Method 3: Slow down oxidation with salt
If you're wondering how to preserve apples naturally, salt could be the answer.
Salt is one of nature's preservatives, and it can also help slow down the process of oxidation. Since most households have salt on hand, this is one of the most accessible methods.
This is how to keep apples fresh using salt:
- Peel and slice your apples.
- Spread the cut slices out on a plate.
- Sprinkle fine salt over the apple flesh.
If you use around a tablespoon of salt or less per apple, it shouldn't make the apples taste too salty. If it does, rinse it off!
Method 4: Wrap it up
A physical barrier between the apple slices and the air will help prevent and slow down the oxidation process because it stops the apples from coming into contact with oxygen. Saran wrap or any clear plastic wrap is perfect for this!
For best results, follow these simple steps:
- Lay the plastic wrap out before you start peeling and slicing the apples.
- As soon as you cut them, lay the apples on the plastic.
- Wrap them up as tightly as possible to prevent air from getting in.
Method 5: Rubber band
If you're wondering how to store apples on the way to work or school if you've sliced them, look no further than the humble rubber band!

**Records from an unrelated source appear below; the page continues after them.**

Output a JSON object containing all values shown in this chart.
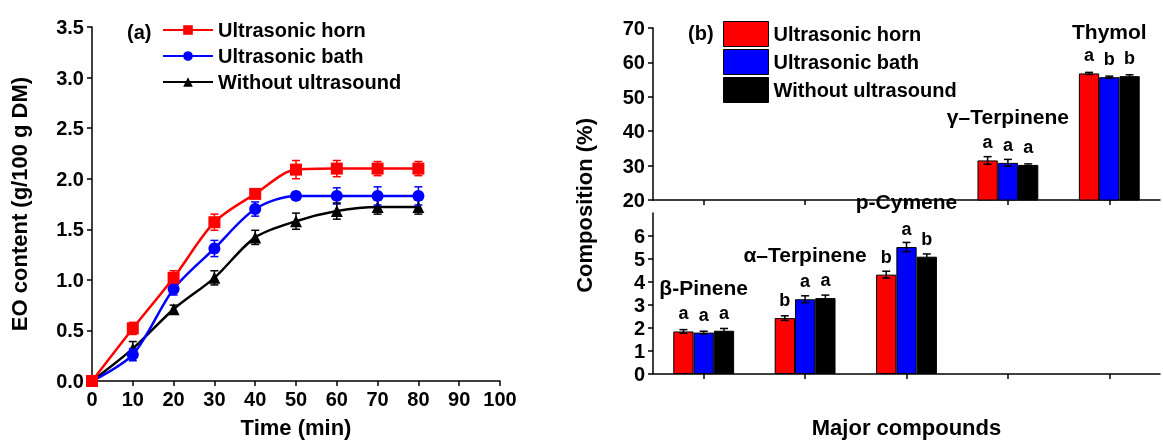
{
  "chart_data": [
    {
      "type": "line",
      "title": "(a)",
      "xlabel": "Time (min)",
      "ylabel": "EO content (g/100 g DM)",
      "x": [
        0,
        10,
        20,
        30,
        40,
        50,
        60,
        70,
        80
      ],
      "xlim": [
        0,
        100
      ],
      "xticks": [
        0,
        10,
        20,
        30,
        40,
        50,
        60,
        70,
        80,
        90,
        100
      ],
      "ylim": [
        0,
        3.5
      ],
      "yticks": [
        {
          "value": 0,
          "label": "0.0"
        },
        {
          "value": 0.5,
          "label": "0.5"
        },
        {
          "value": 1,
          "label": "1.0"
        },
        {
          "value": 1.5,
          "label": "1.5"
        },
        {
          "value": 2,
          "label": "2.0"
        },
        {
          "value": 2.5,
          "label": "2.5"
        },
        {
          "value": 3,
          "label": "3.0"
        },
        {
          "value": 3.5,
          "label": "3.5"
        }
      ],
      "legend": "top left",
      "series": [
        {
          "name": "Ultrasonic horn",
          "color": "#ff0000",
          "marker": "square",
          "values": [
            0,
            0.52,
            1.02,
            1.57,
            1.85,
            2.09,
            2.1,
            2.1,
            2.1
          ],
          "errors": [
            null,
            0.06,
            0.07,
            0.08,
            0.04,
            0.09,
            0.08,
            0.07,
            0.07
          ]
        },
        {
          "name": "Ultrasonic bath",
          "color": "#0000ff",
          "marker": "circle",
          "values": [
            0,
            0.26,
            0.91,
            1.31,
            1.7,
            1.83,
            1.83,
            1.83,
            1.83
          ],
          "errors": [
            null,
            0.06,
            0.06,
            0.08,
            0.07,
            0.04,
            0.08,
            0.09,
            0.09
          ]
        },
        {
          "name": "Without ultrasound",
          "color": "#000000",
          "marker": "triangle",
          "values": [
            0,
            0.32,
            0.71,
            1.02,
            1.42,
            1.58,
            1.68,
            1.72,
            1.72
          ],
          "errors": [
            null,
            0.07,
            0.04,
            0.07,
            0.07,
            0.08,
            0.08,
            0.07,
            0.07
          ]
        }
      ]
    },
    {
      "type": "bar",
      "title": "(b)",
      "categories": [
        null,
        null,
        null,
        null,
        null
      ],
      "annotations": [
        "γ–Terpinene",
        "Thymol"
      ],
      "ylim": [
        20,
        70
      ],
      "yticks": [
        20,
        30,
        40,
        50,
        60,
        70
      ],
      "tick_labels": "y",
      "legend": "top left",
      "series": [
        {
          "name": "Ultrasonic horn",
          "color": "#ff0000",
          "values": [
            null,
            null,
            null,
            31.5,
            56.8
          ],
          "errors": [
            null,
            null,
            null,
            1.1,
            0.3
          ],
          "value_labels": [
            null,
            null,
            null,
            "a",
            "a"
          ]
        },
        {
          "name": "Ultrasonic bath",
          "color": "#0000ff",
          "values": [
            null,
            null,
            null,
            30.8,
            55.7
          ],
          "errors": [
            null,
            null,
            null,
            1,
            0.3
          ],
          "value_labels": [
            null,
            null,
            null,
            "a",
            "b"
          ]
        },
        {
          "name": "Without ultrasound",
          "color": "#000000",
          "values": [
            null,
            null,
            null,
            30.2,
            56
          ],
          "errors": [
            null,
            null,
            null,
            0.3,
            0.4
          ],
          "value_labels": [
            null,
            null,
            null,
            "a",
            "b"
          ]
        }
      ]
    },
    {
      "type": "bar",
      "xlabel": "Major compounds",
      "ylabel": "Composition (%)",
      "categories": [
        null,
        null,
        null,
        null,
        null
      ],
      "annotations": [
        "β-Pinene",
        "α–Terpinene",
        "p-Cymene"
      ],
      "ylim": [
        0,
        7
      ],
      "yticks": [
        0,
        1,
        2,
        3,
        4,
        5,
        6
      ],
      "tick_labels": "y",
      "series": [
        {
          "color": "#ff0000",
          "values": [
            1.85,
            2.43,
            4.32,
            null,
            null
          ],
          "errors": [
            0.08,
            0.1,
            0.15,
            null,
            null
          ],
          "value_labels": [
            "a",
            "b",
            "b",
            null,
            null
          ]
        },
        {
          "color": "#0000ff",
          "values": [
            1.8,
            3.25,
            5.52,
            null,
            null
          ],
          "errors": [
            0.06,
            0.15,
            0.2,
            null,
            null
          ],
          "value_labels": [
            "a",
            "a",
            "a",
            null,
            null
          ]
        },
        {
          "color": "#000000",
          "values": [
            1.88,
            3.3,
            5.1,
            null,
            null
          ],
          "errors": [
            0.1,
            0.13,
            0.12,
            null,
            null
          ],
          "value_labels": [
            "a",
            "a",
            "b",
            null,
            null
          ]
        }
      ]
    }
  ]
}
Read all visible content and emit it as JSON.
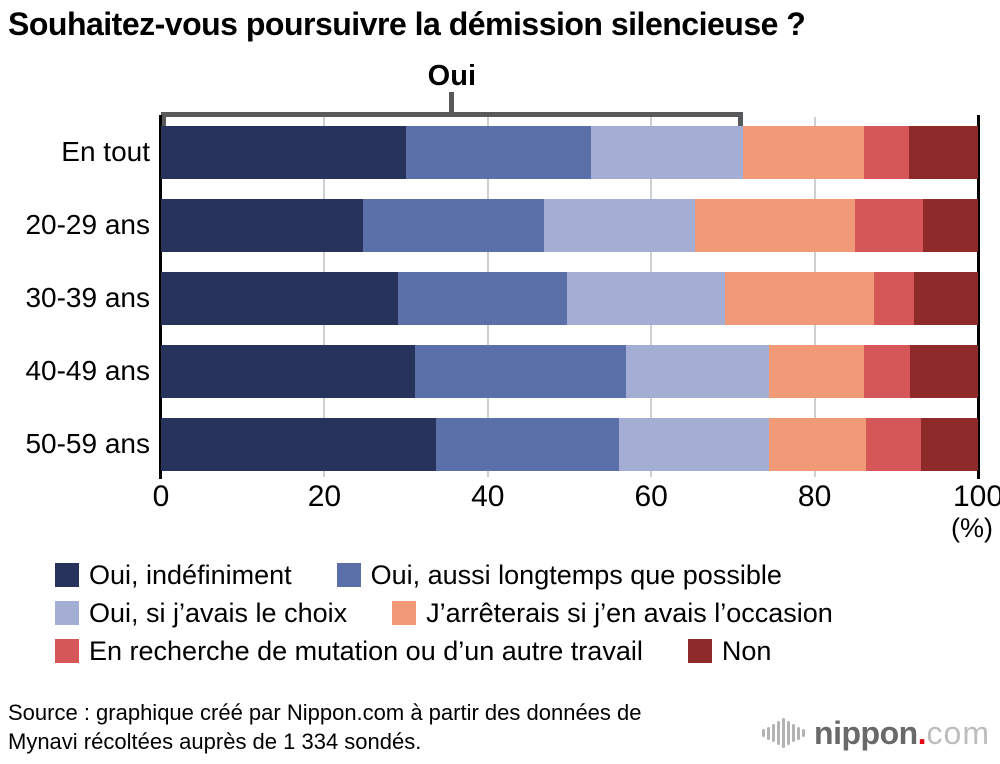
{
  "title": "Souhaitez-vous poursuivre la démission silencieuse ?",
  "chart_data": {
    "type": "bar",
    "orientation": "horizontal",
    "stacked": true,
    "title": "Souhaitez-vous poursuivre la démission silencieuse ?",
    "categories": [
      "En tout",
      "20-29 ans",
      "30-39 ans",
      "40-49 ans",
      "50-59 ans"
    ],
    "series": [
      {
        "name": "Oui, indéfiniment",
        "color": "#28335b",
        "values": [
          30.0,
          24.7,
          29.0,
          31.1,
          33.6
        ]
      },
      {
        "name": "Oui, aussi longtemps que possible",
        "color": "#5b6fa9",
        "values": [
          22.6,
          22.2,
          20.7,
          25.8,
          22.5
        ]
      },
      {
        "name": "Oui, si j’avais le choix",
        "color": "#a4aed4",
        "values": [
          18.6,
          18.5,
          19.3,
          17.5,
          18.3
        ]
      },
      {
        "name": "J’arrêterais si j’en avais l’occasion",
        "color": "#f09a78",
        "values": [
          14.8,
          19.6,
          18.3,
          11.7,
          11.9
        ]
      },
      {
        "name": "En recherche de mutation ou d’un autre travail",
        "color": "#d65757",
        "values": [
          5.5,
          8.3,
          4.9,
          5.6,
          6.7
        ]
      },
      {
        "name": "Non",
        "color": "#8e2a2a",
        "values": [
          8.5,
          6.7,
          7.8,
          8.3,
          7.0
        ]
      }
    ],
    "x_ticks": [
      0,
      20,
      40,
      60,
      80,
      100
    ],
    "xlim": [
      0,
      100
    ],
    "x_unit": "(%)",
    "grid": true,
    "legend_position": "bottom",
    "legend_rows": [
      [
        0,
        1
      ],
      [
        2,
        3
      ],
      [
        4,
        5
      ]
    ],
    "annotation": {
      "label": "Oui",
      "covers_series": [
        "Oui, indéfiniment",
        "Oui, aussi longtemps que possible",
        "Oui, si j’avais le choix"
      ],
      "span_percent_on_row": "En tout"
    }
  },
  "source": {
    "line1": "Source : graphique créé par Nippon.com à partir des données de",
    "line2": "Mynavi récoltées auprès de 1 334 sondés."
  },
  "logo": {
    "icon": "soundwave-icon",
    "name": "nippon",
    "dot": ".",
    "tld": "com"
  }
}
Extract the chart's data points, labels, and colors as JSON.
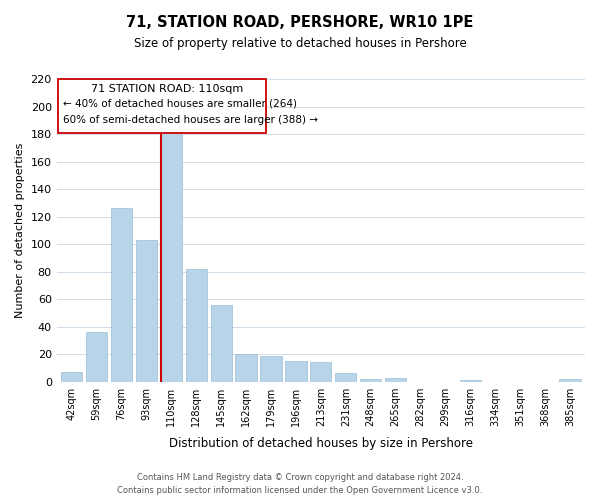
{
  "title": "71, STATION ROAD, PERSHORE, WR10 1PE",
  "subtitle": "Size of property relative to detached houses in Pershore",
  "xlabel": "Distribution of detached houses by size in Pershore",
  "ylabel": "Number of detached properties",
  "categories": [
    "42sqm",
    "59sqm",
    "76sqm",
    "93sqm",
    "110sqm",
    "128sqm",
    "145sqm",
    "162sqm",
    "179sqm",
    "196sqm",
    "213sqm",
    "231sqm",
    "248sqm",
    "265sqm",
    "282sqm",
    "299sqm",
    "316sqm",
    "334sqm",
    "351sqm",
    "368sqm",
    "385sqm"
  ],
  "values": [
    7,
    36,
    126,
    103,
    182,
    82,
    56,
    20,
    19,
    15,
    14,
    6,
    2,
    3,
    0,
    0,
    1,
    0,
    0,
    0,
    2
  ],
  "bar_color": "#b8d4e8",
  "bar_edge_color": "#9bbdd4",
  "highlight_index": 4,
  "highlight_line_color": "#cc0000",
  "ylim": [
    0,
    220
  ],
  "yticks": [
    0,
    20,
    40,
    60,
    80,
    100,
    120,
    140,
    160,
    180,
    200,
    220
  ],
  "annotation_title": "71 STATION ROAD: 110sqm",
  "annotation_line1": "← 40% of detached houses are smaller (264)",
  "annotation_line2": "60% of semi-detached houses are larger (388) →",
  "footer1": "Contains HM Land Registry data © Crown copyright and database right 2024.",
  "footer2": "Contains public sector information licensed under the Open Government Licence v3.0.",
  "background_color": "#ffffff",
  "grid_color": "#d0dce8"
}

Just like you wrap up your apple slices in plastic, using the rubber band method keeps the apples relatively free from oxygen that causes them to turn brown.
- With this method, you should not peel your apple.
- After you slice it, reassemble the apple into an entire apple shape.
- Wrap your rubber band tightly around the apple; the idea is to keep as much air away from the white flesh as possible.
An apple a day...well, you know!
With these tips and tricks, you'll be eating crisp, fresh fruit without worrying about it turning brown and yucky.
It's also a surefire way of getting one of their 5-a-day into the kids in their school lunches!
And if your apples happen to turn brown, you can still eat them!
Don’t just settle for eating browned apples - try our methods to keep apples from turning brown!